Entertainment
Raunchy, R-Rated 80s Sci-Fi On Tubi Can’t Choose A Monster, So It Uses All Of Them
By Robert Scucci
| Published

The synopsis for 1988’s Demonwarp on Tubi reads: “After a Bigfoot-type creature attacks them in the woods, a father and daughter suspect they’ve stumbled onto a nest of aliens in a hidden spacecraft.” The synopsis for the same title on Rotten Tomatoes tells a slightly different story: “A man whose daughter was kidnapped by Bigfoot rescues topless teens from alien sacrifice in the woods.” While both of these brief rundowns are technically accurate, they’re totally underselling just how absolutely insane Demonwarp is.
Demonwarp does not have a Wikipedia page.
“So, is it about Bigfoot or aliens?” is probably the question you’re asking yourself right now, and the answer is “yes.” There’s Bigfoot, aliens, demons, human sacrifices, horny teenagers looking for one of their uncles who mysteriously vanished, and a man whose daughter was kidnapped by a cryptid at the beginning of the film who’s trying to warn everyone so they can get the hell out of dodge before it’s too late.
Every so often, a movie is so out of pocket that you can’t help but admire the audacity, and you just have to let it happen to you. Demonwarp is one of those movies, and if you only watch a couple of these every year as part of your semi-annual sanity check, make sure this one finds its way onto the list.
Demonwarp Is Total Insanity
Demonwarp is totally bonkers, so let’s unpack what actually happens. One weekend while renting a cabin in Demonwoods (really), Bill (George Kennedy) is playing a rousing game of Trivial Pursuit with his daughter Julie (Jill Marin). Suddenly, Bigfoot comes out of nowhere, trashes the place, subdues Bill, and runs off with Julie. The film then smash-cuts to a bunch of sexy teens a couple of weeks later, heading to the same cabin.
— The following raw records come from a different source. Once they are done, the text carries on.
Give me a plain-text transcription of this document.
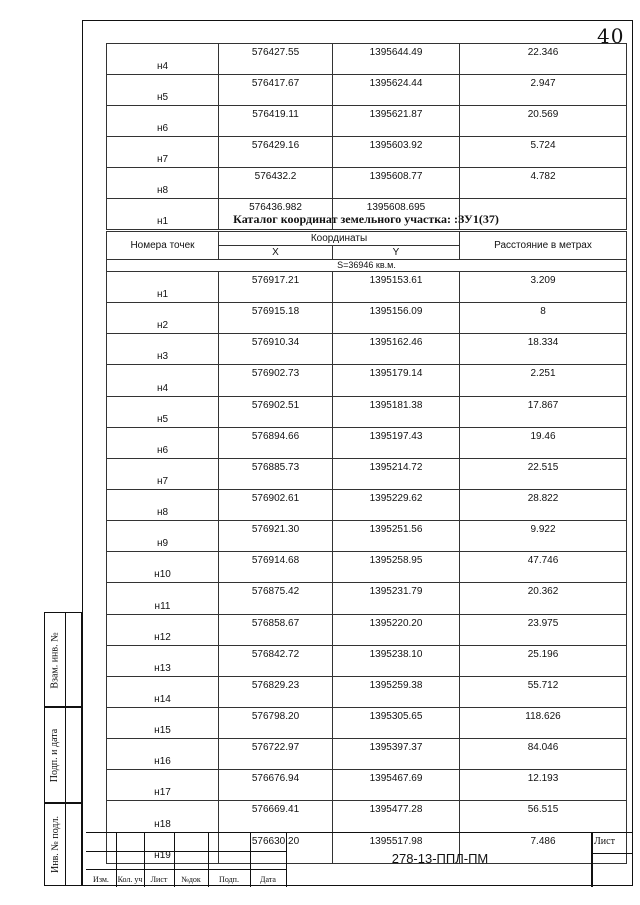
40
н4	576427.55	1395644.49	22.346
н5	576417.67	1395624.44	2.947
н6	576419.11	1395621.87	20.569
н7	576429.16	1395603.92	5.724
н8	576432.2	1395608.77	4.782
н1	576436.982	1395608.695	
Каталог координат земельного участка: :ЗУ1(37)
Номера точек	Координаты		Расстояние в метрах
	X	Y	
S=36946 кв.м.			
н1	576917.21	1395153.61	3.209
н2	576915.18	1395156.09	8
н3	576910.34	1395162.46	18.334
н4	576902.73	1395179.14	2.251
н5	576902.51	1395181.38	17.867
н6	576894.66	1395197.43	19.46
н7	576885.73	1395214.72	22.515
н8	576902.61	1395229.62	28.822
н9	576921.30	1395251.56	9.922
н10	576914.68	1395258.95	47.746
н11	576875.42	1395231.79	20.362
н12	576858.67	1395220.20	23.975
н13	576842.72	1395238.10	25.196
н14	576829.23	1395259.38	55.712
н15	576798.20	1395305.65	118.626
н16	576722.97	1395397.37	84.046
н17	576676.94	1395467.69	12.193
н18	576669.41	1395477.28	56.515
н19	576630.20	1395517.98	7.486
Взам. инв. №
Подп. и дата
Инв. № подл.
Изм.	Кол. уч	Лист	№док	Подп.	Дата
278-13-ППЛ-ПМ
Лист
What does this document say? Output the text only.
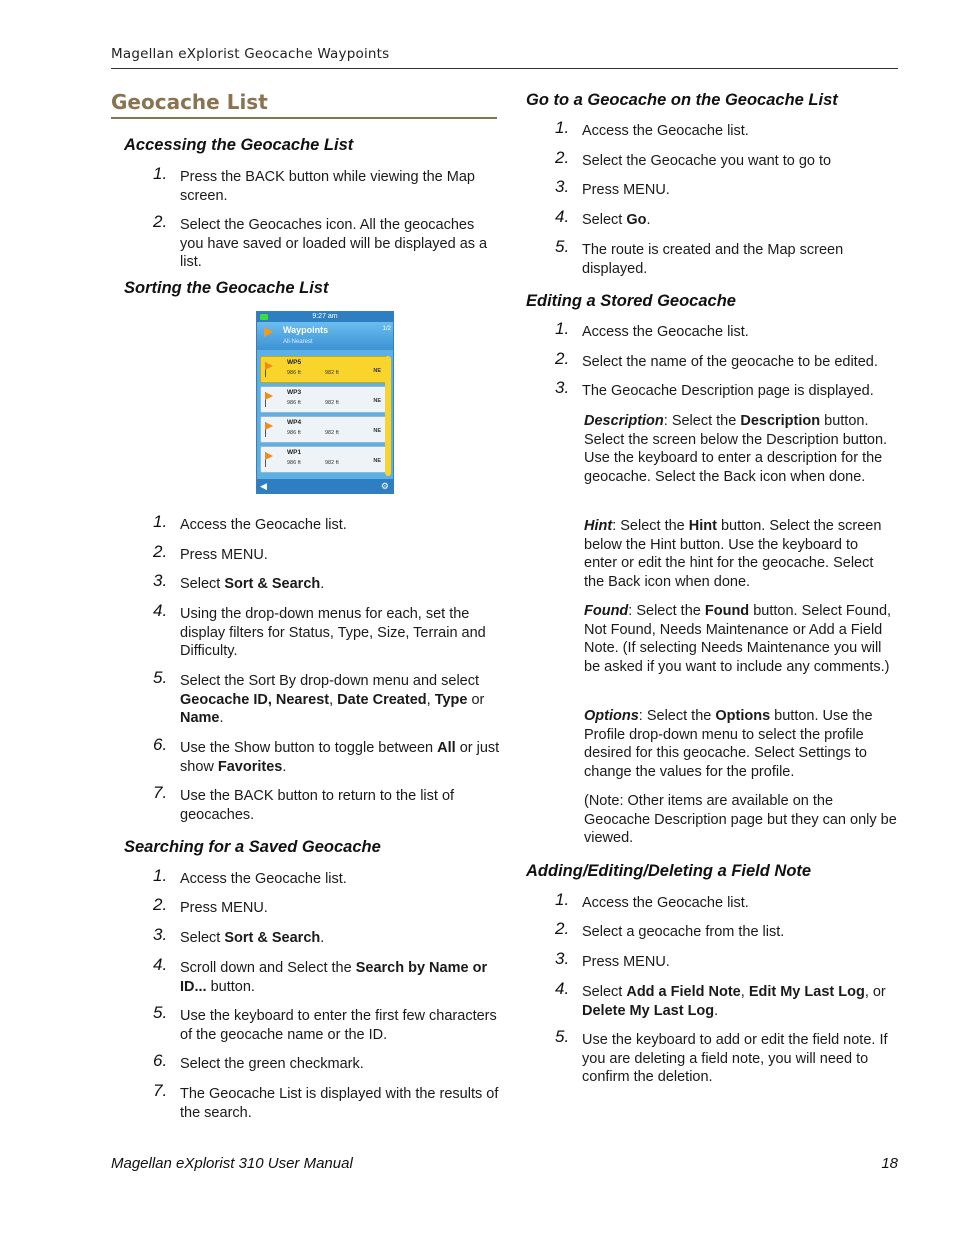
Magellan eXplorist Geocache Waypoints
Geocache List
Accessing the Geocache List
1. Press the BACK button while viewing the Map screen.
2. Select the Geocaches icon. All the geocaches you have saved or loaded will be displayed as a list.
Sorting the Geocache List
1. Access the Geocache list.
2. Press MENU.
3. Select Sort & Search.
4. Using the drop-down menus for each, set the display filters for Status, Type, Size, Terrain and Difficulty.
5. Select the Sort By drop-down menu and select Geocache ID, Nearest, Date Created, Type or Name.
6. Use the Show button to toggle between All or just show Favorites.
7. Use the BACK button to return to the list of geocaches.
Searching for a Saved Geocache
1. Access the Geocache list.
2. Press MENU.
3. Select Sort & Search.
4. Scroll down and Select the Search by Name or ID... button.
5. Use the keyboard to enter the first few characters of the geocache name or the ID.
6. Select the green checkmark.
7. The Geocache List is displayed with the results of the search.
9:27 am
Waypoints
All-Nearest
1/2
WP5
986 ft	982 ft	NE
WP3
986 ft	982 ft	NE
WP4
986 ft	982 ft	NE
WP1
986 ft	982 ft	NE
◀	⚙
Go to a Geocache on the Geocache List
1. Access the Geocache list.
2. Select the Geocache you want to go to
3. Press MENU.
4. Select Go.
5. The route is created and the Map screen displayed.
Editing a Stored Geocache
1. Access the Geocache list.
2. Select the name of the geocache to be edited.
3. The Geocache Description page is displayed.
Description: Select the Description button. Select the screen below the Description button. Use the keyboard to enter a description for the geocache. Select the Back icon when done.
Hint: Select the Hint button. Select the screen below the Hint button. Use the keyboard to enter or edit the hint for the geocache. Select the Back icon when done.
Found: Select the Found button. Select Found, Not Found, Needs Maintenance or Add a Field Note. (If selecting Needs Maintenance you will be asked if you want to include any comments.)
Options: Select the Options button. Use the Profile drop-down menu to select the profile desired for this geocache. Select Settings to change the values for the profile.
(Note: Other items are available on the Geocache Description page but they can only be viewed.
Adding/Editing/Deleting a Field Note
1. Access the Geocache list.
2. Select a geocache from the list.
3. Press MENU.
4. Select Add a Field Note, Edit My Last Log, or Delete My Last Log.
5. Use the keyboard to add or edit the field note. If you are deleting a field note, you will need to confirm the deletion.
Magellan eXplorist 310 User Manual	18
The reason they’re staying at this specific cabin is because the group’s leader, Jack (David Michael O’Neill), is looking for his uncle Clem, who went missing some time ago, presumably for Sasquatch-related reasons. Jack doesn’t tell his friends, Fred (Hank Stratton), Carrie (Pamela Gilbert), Cindy (Colleen McDermott), or Tom (Billy Jacoby), the true nature of the trip, instead pretending they’re just hanging around Demonwoods to party, but he does attempt to scare them with stories about Bigfoot whenever the opportunity presents itself.
No later than the first shower scene, everything goes to hell in a handbasket. The gang has a run-in with Bill, who’s been on edge ever since his daughter went missing and isn’t afraid to get violent. All he cares about is finding Julie, and everything else in his way might as well be collateral damage. Meanwhile, two women, Tara (Shannon Kennedy) and Betsy (Michelle Bauer), are romping around looking for a supposed hidden cache of marijuana plants they’d like to harvest so they can do some partying of their own, but they end up having their own violent encounters with whatever, or whoever, is running amok in the woods.
From here on out, it’s chasing, screaming, Bigfoot, zombies, more Bigfoot, demons, aliens (because why not?), and the realization that none of this makes any sense. The only reason there’s a weird sequence involving a preacher and his horse before Demonwarp kicks off is to establish just how insane this movie is going to get, like maybe suggesting a prophecy of sorts is being fulfilled, allowing the viewer to throw all logic out the window.
This Is What We Play For
Relentlessly paced and clocking in at only 91 minutes, Demonwarp is about as unhinged as it gets when it comes to low-budget sci-fi horror. It’s Friday the 13th with Bigfoot. It’s a horde of zombies that might also be aliens. It’s a bunch of sexy teenagers with pump-action shotguns who suddenly become expert marksmen despite the fact that they’ve probably never even gone camping once in their lives. None of this is supposed to make any sense, but everything moves so quickly that you just say “screw it,” suspend all disbelief, and enjoy picking up exactly what Demonwarp is throwing down.
The knee-jerk reaction most people have to films like Demonwarp is that they’re “so bad they’re good.” I hate that phrase because I don’t think this movie was ever intended to be good. There are budgetary limitations, sure, but this doesn’t play out like somebody trying their best and failing so spectacularly that it becomes comical. Instead, it feels like the kind of passion project that came out exactly as intended, and half the fun is watching and wondering how much further Emmett Alston could escalate things before there’s nowhere left to go.
Demonwarp is built differently, and it’s streaming free on Tubi as of this writing. If it’s been a while since you’ve gotten a little weird, you owe it to yourself to check this one out.